Leslie: I've been a journalist for well over 20 years and this sort of came as one of those gifts at the perfect time. I was leaving a full time job and Clare Ellis, a friend who had just started Stone Pier Press, an environmental publishing house with a focus on food and sustainability, told me she wanted to do a series of children's books about industrial farm animals. The idea was to suggest the possibility of a different kind of life for these animals and, beyond that, to introduce readers to the many wonderful qualities these animals possess. Clare asked if I would try writing about a pig and I was like, “Okaaay, why not, I'll try it!” And so I sat down and tried to get into the mind of a pig who has just left a factory farm.
Scott: Do you have a background in food policy and activism that led you in this direction?

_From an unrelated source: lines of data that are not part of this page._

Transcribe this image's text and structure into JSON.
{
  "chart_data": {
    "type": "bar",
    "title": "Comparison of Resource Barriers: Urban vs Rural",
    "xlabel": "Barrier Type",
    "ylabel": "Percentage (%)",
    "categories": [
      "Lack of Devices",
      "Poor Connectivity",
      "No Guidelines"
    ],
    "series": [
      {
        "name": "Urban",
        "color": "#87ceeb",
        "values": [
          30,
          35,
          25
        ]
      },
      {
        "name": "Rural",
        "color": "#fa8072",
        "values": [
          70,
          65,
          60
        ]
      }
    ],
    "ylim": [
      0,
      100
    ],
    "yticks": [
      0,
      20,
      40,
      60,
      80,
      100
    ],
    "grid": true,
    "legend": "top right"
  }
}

Leslie: I have a background in food activism. I helped start a farmer's market in my neighborhood that was based on a neighborhood protest. An out-of-state corporation shut down an organic food store where the workers were about to unionize. I have followed Sprig into animal activism and become really passionate about it because of what I've learned in the process of researching industrially farmed animals.
Scott: One of the things that stood out for me about your book is its positive approach to animals and food. The relationship that children or people have with farm animals is usually about food but you’re suggesting it can be something else. Yet the book doesn’t push an agenda. Rather it creates a space where we can connect with industrialized farming, and then make a different decision about whether we want to support it or not. The book you've written creates a more open environment that allows for having these kinds of conversations.
Leslie: I think the best way to win hearts and minds, whether it's about how much meat we eat and where we get our meat, or just how we treat other people or think of animals, is from a place of empathy and understanding. Once you stop seeing a pig, or a person, as the “other” you suddenly really see them. So maybe you stop thinking of a pig as just bacon. Maybe you start thinking of a pig as an animal, like Sprig, who has talents and even superpowers, like his ability to smell things from so far away.
Scott: Could you share some more with me about pigs and what makes them so interesting and unique as animals in the world, and how that created this joyful little character Sprig?
Leslie: What I hadn't really known about pigs are their remarkable cognitive abilities. They are right up there with dolphins and chimpanzees and smart dogs. Certainly they can do many of the same things that dogs can do: come when called, recognize their name, perform tricks, build bonds with people, empathize. Some scientists somewhere had pigs play video games just to see if they can, and they could. Pigs are also quite curious creatures, another sign of great intelligence, and affectionate.
Scott: The way you normalize the relationship between Rory and Sprig was another thing that I took away from the book that reinforces this positive approach, this loving approach, to animals and our relationships with them, and the way that we might interact with their world. Rory sees one of her friends and it's like, "Hey I've got a pig," and they're like, "That's cool." You know, like it's totally normal to have a pig on a leash. In the same way I think your book shows the power that children can have to really influence and change what we're all doing based on what they're interested in.
With this work of Stone Pier Press and what you've done with Sprig, are you going to be working on more stories that create connections and relationships between humans and animals? Ones that suggest the importance of treating animals more fairly and humanely?
Leslie: Yes! Thank you for asking. I just finished my second book, Gwen the Rescue Hen, which is coming out this fall. The story, which is loosely based on fact just as Sprig was, starts on an industrial egg-laying farm that’s torn apart by a tornado. Gwen is spun around in a kind of Wizard of Oz style. And she actually lands on top of a diner called "Ma's Chicken Lickin' Diner." So, it's kind of like, "Oh, this is where chickens end up." But then she meets a little boy named Mateo who takes her to a very different place, and together they learn about how wonderful it is to be a chicken.